ASLİYE HUKUK MAHKEMESİ TARİHİ : 11/03/2020 NUMARASI : 2018/1198 ESAS, 2020/118 KARAR DAVA KONUSU : İŞ KAZASI TESPİTİ KARAR : Taraflar arasındaki tespit davasının yapılan yargılaması sonunda Mahkemece verilen karara karşı istinaf kanun yoluna başvurulması üzerine Dairemizce dosya üzerinden yapılan inceleme sonucunda gereği görüşülüp düşünüldü. Davacı vekili dava dilekçesinde özetle; müvekkilinin 22/04/2012 günü davalıya ait inşaat işyerinde çalışırken 4. kat asansör boşluğundan aşağı düşerek yaralanması ile sonuçlanan olayın iş kazası olduğunun tespitini talep ve dava etmiştir. Davalı işveren vekili, davacının yanında çalışmadığını, çalışan işçilerinin sigorta kaydını yaptığını, davacıyı tanımadığını belirterek haksız açılan davanın reddine karar verilmesini talep etmiştir....
Davalı şirket vekili istinaf dilekçesinde özetle; mahkeme kararına esas teşkil eden bilirkişi raporunun hatalı varsayımlara dayandığını, kararın yanlış hukuki değerlendirmeler içerdiğini, olayın iş kazası olmadığını, davacının görevlendirilmediği halde müdahale ettiğini belirterek, mahkemece verilen kararın kaldırılmasını talep etmiştir. DELİLLERİN DEĞERLENDİRİLMESİ VE GEREKÇE: Dava, iş kazası tespiti talebine ilişkindir. İş kazasının tespiti istemine ilişkin bu tür davalar 506 sayılı Yasa'nın 11. maddesinden ( 5510 sayılı Yasa'nın 13.maddesinden ) kaynaklanmaktadır....

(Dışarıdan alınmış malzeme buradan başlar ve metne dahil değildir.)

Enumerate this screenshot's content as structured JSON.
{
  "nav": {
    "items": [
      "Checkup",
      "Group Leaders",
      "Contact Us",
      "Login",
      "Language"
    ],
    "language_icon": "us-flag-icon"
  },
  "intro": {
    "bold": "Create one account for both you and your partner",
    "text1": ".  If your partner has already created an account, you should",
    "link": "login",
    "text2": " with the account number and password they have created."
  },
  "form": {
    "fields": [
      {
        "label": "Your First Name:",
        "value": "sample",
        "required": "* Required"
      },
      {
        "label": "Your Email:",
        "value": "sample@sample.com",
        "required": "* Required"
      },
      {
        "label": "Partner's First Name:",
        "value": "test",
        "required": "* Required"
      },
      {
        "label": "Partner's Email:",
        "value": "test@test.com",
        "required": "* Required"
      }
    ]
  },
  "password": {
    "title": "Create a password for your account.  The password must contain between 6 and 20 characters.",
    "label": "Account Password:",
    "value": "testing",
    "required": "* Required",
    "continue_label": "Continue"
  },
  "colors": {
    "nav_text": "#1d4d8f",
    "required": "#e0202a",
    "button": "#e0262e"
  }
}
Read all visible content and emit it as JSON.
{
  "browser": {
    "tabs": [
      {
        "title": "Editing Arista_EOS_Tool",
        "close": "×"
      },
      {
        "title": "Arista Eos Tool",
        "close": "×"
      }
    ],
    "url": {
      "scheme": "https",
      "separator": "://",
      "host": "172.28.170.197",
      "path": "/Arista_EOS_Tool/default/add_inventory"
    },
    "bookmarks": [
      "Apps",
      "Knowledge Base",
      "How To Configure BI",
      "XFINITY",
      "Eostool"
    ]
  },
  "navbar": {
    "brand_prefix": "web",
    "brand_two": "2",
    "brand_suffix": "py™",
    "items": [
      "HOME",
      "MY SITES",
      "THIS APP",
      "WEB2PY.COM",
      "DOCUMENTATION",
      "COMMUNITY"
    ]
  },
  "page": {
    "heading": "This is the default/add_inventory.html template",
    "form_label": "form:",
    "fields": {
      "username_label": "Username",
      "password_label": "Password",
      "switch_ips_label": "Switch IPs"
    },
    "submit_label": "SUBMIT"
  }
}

Bu yönüyle davanın yasal dayanağını oluşturan 5521 sayılı Yasa'nın 1. maddesinde, işçiyle işveren veya işveren vekili arasında iş akdinden veya İş Kanunu'na dayanan her türlü hak iddialarından doğan hukuk uyuşmazlıklarının iş mahkemelerinde çözümleneceği hükmü öngörülmüştür. Anılan maddede belirtildiği üzere, iş mahkemesinin görevli olması için şu iki unsurun birlikte gerçekleşmesi koşuldur: a) Uyuşmazlığın tarafları işçi ve işveren (ya da işveren vekili) olmalıdır. b) Uyuşmazlık, iş sözleşmesinden veya İş Kanunu'ndan kaynaklanmalıdır. Somut olayda, davacı ile davalı arasında hizmet ilişkisi bulunmamaktadır. Başka bir anlatımla davalı, davacı işçinin işvereni değildir. Hal böyle olunca, uyuşmazlığın iş akdinden veya İş Kanunu'ndan doğmadığı giderek davada, yukarıda sözü geçen Yasa'nın 1. maddenin öngördüğü koşulların oluşmadığı açık-seçiktir....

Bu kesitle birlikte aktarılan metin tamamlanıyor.